Um estudo publicado no Cadernos de Saúde Pública da Fundação Oswaldo Cruz mostrou até que ponto o conhecimento científico gerado sobre as epidemias dos vírus zika e chikungunya, que atingiram o Brasil na década passada, traduziu-se em desenvolvimento de tecnologias para combater essas doenças. Fruto de uma pesquisa da biotecnologista Maria da Conceição Rodrigues Fernandes quando fez um mestrado profissional em propriedade intelectual na Universidade Federal Rural do Semi-Árido, em Mossoró, Rio Grande do Norte, o estudo observou que empresas e universidades de vários países, em especial China e Estados Unidos, fizeram depósitos de patentes relacionadas a vacinas, testes de diagnóstico ou medicamentos contra as duas enfermidades. Mas isso resultou na chegada de raros produtos ao mercado e praticamente não garantiu à população acesso a tecnologias de seu interesse.

O mapeamento foi feito utilizando o software Orbit Intelligence, ferramenta que rastreia patentes em âmbito global, e a base de dados do Instituto Nacional de Propriedade Industrial (INPI). O número de patentes relacionadas ao zika no mundo atingiu um pico de 178 registros em 2017. No caso da chikungunya, 264 patentes foram recuperadas ao todo, mas 66 depósitos eram anteriores à epidemia da doença no Brasil.

Para quantificar produtos para a saúde desenvolvidos ou em desenvolvimento, a pesquisadora utilizou a base de dados Integrity, hoje incorporada pela empresa Clarivate Analytics, e o sistema de consultas da Agência Nacional de Vigilância Sanitária (Anvisa). Foram encontradas 358 drogas e produtos biológicos para zika, a maioria na fase pré-clínica. Desses, 19 produtos estavam na fase inicial dos estudos clínicos e apenas duas drogas antivirais chegaram ao mercado. Um total de 192 drogas e biológicos para chikungunya foram identificados e o único produto lançado com aplicação foi o molnupiravir, que inibe a replicação do vírus.

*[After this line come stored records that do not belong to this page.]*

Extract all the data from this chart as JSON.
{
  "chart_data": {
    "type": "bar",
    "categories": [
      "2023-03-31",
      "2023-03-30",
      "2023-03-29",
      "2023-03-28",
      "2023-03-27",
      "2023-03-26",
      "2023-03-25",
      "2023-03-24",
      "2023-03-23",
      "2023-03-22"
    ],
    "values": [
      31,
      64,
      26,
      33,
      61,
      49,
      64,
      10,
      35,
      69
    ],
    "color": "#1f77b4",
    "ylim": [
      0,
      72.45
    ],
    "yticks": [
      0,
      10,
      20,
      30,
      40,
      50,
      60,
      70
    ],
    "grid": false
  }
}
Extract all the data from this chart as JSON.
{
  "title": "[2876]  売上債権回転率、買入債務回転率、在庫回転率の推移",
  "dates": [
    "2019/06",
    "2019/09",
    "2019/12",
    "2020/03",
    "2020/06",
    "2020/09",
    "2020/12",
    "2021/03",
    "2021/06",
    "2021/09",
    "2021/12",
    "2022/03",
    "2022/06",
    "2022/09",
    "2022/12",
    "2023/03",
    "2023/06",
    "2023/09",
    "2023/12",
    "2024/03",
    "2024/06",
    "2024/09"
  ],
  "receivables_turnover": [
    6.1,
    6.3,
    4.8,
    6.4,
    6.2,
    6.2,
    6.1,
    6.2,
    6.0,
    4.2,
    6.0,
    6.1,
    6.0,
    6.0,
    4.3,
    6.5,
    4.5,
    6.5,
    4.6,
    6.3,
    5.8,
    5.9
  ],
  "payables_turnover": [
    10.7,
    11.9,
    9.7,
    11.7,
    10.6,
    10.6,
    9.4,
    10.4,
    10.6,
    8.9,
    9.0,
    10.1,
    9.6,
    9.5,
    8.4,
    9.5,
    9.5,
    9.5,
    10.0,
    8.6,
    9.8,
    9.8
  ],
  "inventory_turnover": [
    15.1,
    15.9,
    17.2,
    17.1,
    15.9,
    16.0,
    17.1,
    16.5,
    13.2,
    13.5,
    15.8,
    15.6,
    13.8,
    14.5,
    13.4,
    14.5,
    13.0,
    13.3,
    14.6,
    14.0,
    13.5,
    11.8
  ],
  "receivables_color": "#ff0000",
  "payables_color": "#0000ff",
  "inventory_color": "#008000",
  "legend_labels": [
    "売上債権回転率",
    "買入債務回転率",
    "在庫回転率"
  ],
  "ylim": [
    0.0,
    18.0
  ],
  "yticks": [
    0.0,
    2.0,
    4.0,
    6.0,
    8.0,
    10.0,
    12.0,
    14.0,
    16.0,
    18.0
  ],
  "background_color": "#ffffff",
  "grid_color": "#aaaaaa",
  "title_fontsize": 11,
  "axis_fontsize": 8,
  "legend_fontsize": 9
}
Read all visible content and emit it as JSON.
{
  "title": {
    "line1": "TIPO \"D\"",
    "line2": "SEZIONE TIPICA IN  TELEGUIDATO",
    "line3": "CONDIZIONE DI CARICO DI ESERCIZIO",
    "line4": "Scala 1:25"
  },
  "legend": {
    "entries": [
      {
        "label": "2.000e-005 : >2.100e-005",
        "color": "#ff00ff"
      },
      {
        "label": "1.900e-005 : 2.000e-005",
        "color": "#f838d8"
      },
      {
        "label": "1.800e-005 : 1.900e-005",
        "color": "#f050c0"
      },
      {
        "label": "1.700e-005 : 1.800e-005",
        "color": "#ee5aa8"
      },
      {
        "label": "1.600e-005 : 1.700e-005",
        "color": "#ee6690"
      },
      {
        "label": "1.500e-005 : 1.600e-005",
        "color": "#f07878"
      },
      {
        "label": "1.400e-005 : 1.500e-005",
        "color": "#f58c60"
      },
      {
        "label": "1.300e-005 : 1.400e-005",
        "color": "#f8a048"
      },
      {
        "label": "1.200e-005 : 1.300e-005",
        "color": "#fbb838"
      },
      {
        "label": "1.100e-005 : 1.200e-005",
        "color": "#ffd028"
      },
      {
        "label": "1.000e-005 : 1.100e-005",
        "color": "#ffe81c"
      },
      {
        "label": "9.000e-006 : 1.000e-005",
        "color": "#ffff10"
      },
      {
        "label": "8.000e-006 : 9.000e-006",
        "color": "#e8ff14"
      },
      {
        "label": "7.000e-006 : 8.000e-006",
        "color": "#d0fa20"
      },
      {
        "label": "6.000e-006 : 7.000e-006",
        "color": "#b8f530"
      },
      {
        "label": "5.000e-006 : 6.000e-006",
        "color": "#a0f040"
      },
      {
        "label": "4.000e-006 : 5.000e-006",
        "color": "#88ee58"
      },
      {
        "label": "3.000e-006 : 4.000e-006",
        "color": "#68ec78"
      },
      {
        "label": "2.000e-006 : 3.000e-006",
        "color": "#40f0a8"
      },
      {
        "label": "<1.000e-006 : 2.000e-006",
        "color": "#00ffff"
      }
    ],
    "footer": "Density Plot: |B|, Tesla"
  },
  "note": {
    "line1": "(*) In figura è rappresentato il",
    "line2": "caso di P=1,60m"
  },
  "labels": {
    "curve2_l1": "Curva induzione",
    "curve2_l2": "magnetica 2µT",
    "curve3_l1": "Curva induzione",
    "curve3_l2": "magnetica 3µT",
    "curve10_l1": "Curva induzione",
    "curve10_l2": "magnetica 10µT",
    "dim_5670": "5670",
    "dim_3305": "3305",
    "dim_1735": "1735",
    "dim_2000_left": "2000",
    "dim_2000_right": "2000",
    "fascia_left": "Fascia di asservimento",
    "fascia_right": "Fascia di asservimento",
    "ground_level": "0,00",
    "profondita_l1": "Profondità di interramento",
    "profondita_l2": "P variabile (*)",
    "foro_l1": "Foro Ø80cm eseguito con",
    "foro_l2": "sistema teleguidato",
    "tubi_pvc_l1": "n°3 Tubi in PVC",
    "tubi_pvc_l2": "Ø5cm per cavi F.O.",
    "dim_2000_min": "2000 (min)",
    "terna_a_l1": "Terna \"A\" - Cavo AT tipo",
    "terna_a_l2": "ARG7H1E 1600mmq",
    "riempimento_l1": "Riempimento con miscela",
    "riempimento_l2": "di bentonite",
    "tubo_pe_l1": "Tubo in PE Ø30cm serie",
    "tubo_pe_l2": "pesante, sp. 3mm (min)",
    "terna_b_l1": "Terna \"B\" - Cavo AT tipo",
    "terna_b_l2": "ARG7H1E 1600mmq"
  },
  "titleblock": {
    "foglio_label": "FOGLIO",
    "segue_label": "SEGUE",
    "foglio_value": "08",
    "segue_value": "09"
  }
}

Já na Anvisa, havia registros de exames para detectar ambas as doenças. “Desenvolver e patentear um produto não é suficiente. Outras barreiras precisam ser superadas, como a necessidade de elevados investimentos, as dificuldades de realizar ensaios clínicos e a regulamentação pelas agências de controle”, afirmou Fernandes.

A pesquisadora conta que escolheu esse tema de pesquisa em 2020, no auge da emergência sanitária da Covid-19, quando se discutia o impacto econômico e social da pandemia e a dificuldade de dar acesso rápido à população a vacinas e medicamentos. “Achei que a análise do que aconteceu com as epidemias de zika e chikungunya poderia contribuir para entender os entraves para levar conhecimento à sociedade”, diz Fernandes, que hoje é estudante de doutorado em medicina translacional da Universidade Federal do Ceará.

Luiz Carlos Dias, do Instituto de Química da Universidade Estadual de Campinas (Unicamp), que não participou da pesquisa, afirma que o fato de zika e chikungunya serem doenças tropicais que atingem populações pobres também ajuda a compreender por que as dificuldades de se produzir inovações e levá-las à sociedade. “Uma questão central é que essas doenças afetam populações negligenciadas, vítimas da exclusão de avanços da ciência, tecnologia e inovação. O desenvolvimento de um medicamento ou de um imunizante é um processo demorado e caro”, afirma Dias, coordenador de um consórcio internacional de instituições para o desenvolvimento de novos fármacos para doenças parasitárias tropicais, apoiado pela FAPESP.

Segundo Dias, a Covid-19 deixou evidente que a percepção de risco é capaz de atrair investimento. Para ele, é necessário buscar cooperação internacional com quem sabe desenvolver medicamentos e vacinas. “Falta essa tradição no Brasil.”